Non, ce serait disproportionné, mais maintenant, un chauffard notoire pourrait voir sont véhicule bridé obligatoirement pour avoir le droit de conserver son permis.
Ca me semble plus proche du bracelet électronique à vie qui n’est pas si répressif que cela mais en revanche bien plus efficace que le pardon pour éviter les récidives ou améliorer la rapidité de résolution d’une enquête.
Maintenant, les appareils de géolocalisation sont précis, la probabilité qu’on viole quelqu’un à moins de 30 mètre de toi est quasi nulle et franchement, si ça arrivait, tu serais au minimum coupable de non assistance à personne en danger.
D’ailleurs, l’idée derrière ça est avant tout de procéder par élimination. Un individu éloigné serait disculpé d’office ce qui est moins intrusif que de perquisitionner tous les logements des pédophiles d’un quartier.
> Pour moi tu classifies vite « pervers / tueur / violeur » vs « gens normaux »
Les pédophiles, violeurs et criminels en général sont malheureusement bien des hommes même s’ils se comportent comme des bêtes sauvages.
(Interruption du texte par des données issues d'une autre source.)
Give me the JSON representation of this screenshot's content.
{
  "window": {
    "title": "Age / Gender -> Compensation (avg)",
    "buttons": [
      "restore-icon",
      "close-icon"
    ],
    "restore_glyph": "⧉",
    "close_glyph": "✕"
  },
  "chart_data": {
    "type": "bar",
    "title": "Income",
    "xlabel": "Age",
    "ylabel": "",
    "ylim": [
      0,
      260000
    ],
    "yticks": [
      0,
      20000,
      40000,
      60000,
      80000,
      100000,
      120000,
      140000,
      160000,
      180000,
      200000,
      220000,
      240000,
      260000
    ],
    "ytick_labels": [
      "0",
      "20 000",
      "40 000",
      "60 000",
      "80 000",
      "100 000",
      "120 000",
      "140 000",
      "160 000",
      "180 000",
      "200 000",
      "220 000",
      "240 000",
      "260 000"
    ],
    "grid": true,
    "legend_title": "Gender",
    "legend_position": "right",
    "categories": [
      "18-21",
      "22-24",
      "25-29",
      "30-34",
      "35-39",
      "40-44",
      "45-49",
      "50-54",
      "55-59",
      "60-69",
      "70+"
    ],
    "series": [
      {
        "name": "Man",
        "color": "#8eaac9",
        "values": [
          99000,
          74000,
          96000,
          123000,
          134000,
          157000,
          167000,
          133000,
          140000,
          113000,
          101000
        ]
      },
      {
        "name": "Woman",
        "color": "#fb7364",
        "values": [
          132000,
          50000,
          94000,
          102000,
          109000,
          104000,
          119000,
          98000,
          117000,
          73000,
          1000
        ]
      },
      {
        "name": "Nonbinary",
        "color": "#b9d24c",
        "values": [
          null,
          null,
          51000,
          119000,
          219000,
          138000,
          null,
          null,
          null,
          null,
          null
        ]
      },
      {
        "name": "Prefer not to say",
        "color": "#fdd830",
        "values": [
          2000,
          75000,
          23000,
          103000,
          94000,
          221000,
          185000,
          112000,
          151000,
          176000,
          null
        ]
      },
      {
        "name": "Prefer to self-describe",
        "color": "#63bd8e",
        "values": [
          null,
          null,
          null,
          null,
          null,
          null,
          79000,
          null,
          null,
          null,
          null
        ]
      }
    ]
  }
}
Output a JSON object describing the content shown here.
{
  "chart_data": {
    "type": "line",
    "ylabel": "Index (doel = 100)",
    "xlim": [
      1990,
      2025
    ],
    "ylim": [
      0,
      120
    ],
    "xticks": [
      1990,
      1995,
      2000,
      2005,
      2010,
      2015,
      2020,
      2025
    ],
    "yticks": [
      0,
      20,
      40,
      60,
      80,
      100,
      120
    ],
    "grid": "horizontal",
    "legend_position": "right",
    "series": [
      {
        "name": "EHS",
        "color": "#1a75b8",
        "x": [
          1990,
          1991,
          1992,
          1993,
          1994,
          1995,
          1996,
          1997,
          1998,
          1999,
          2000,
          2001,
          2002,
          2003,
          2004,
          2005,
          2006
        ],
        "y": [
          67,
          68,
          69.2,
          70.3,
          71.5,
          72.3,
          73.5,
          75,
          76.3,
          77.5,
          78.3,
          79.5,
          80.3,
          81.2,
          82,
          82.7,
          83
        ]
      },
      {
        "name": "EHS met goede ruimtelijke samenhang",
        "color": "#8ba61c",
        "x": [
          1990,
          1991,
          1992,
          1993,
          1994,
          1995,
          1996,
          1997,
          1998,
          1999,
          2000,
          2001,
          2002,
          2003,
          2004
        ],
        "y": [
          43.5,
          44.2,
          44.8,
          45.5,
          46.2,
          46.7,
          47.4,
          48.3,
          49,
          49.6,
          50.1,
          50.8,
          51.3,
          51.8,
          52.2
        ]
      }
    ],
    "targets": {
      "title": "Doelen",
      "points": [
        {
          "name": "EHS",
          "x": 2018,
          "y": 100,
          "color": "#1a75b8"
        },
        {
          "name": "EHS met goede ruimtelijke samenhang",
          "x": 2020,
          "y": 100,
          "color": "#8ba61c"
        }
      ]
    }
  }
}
Tu as une vision basée sur le pardon très différente de la mienne, on ne pourra pas s’entendre sur ce point. Ma manière de fonctionner est plutôt de faire confiance a priori, mais de ne plus jamais faire confiance à quelqu’un qui m’a trahi.
Je pense que le pardon est une faiblesse dont beaucoup de personnes usent et abusent pour duper les gens de bonne volonté.
C’est un peu le pendant de la vengeance finalement. C’est basé sur le sentiment, mais je préfère me baser sur le rationnel pour ce qui est de la politique au sens noble du terme.
Je réserve les sentiments à mes amis et à ceux qui me respectent.
Dans le cas d’un crime sur autrui la réciprocité a été violée par le criminel lui-même, il ne peut donc s’attendre à son tour un respect de la réciprocité à laquelle il a de lui même renoncé.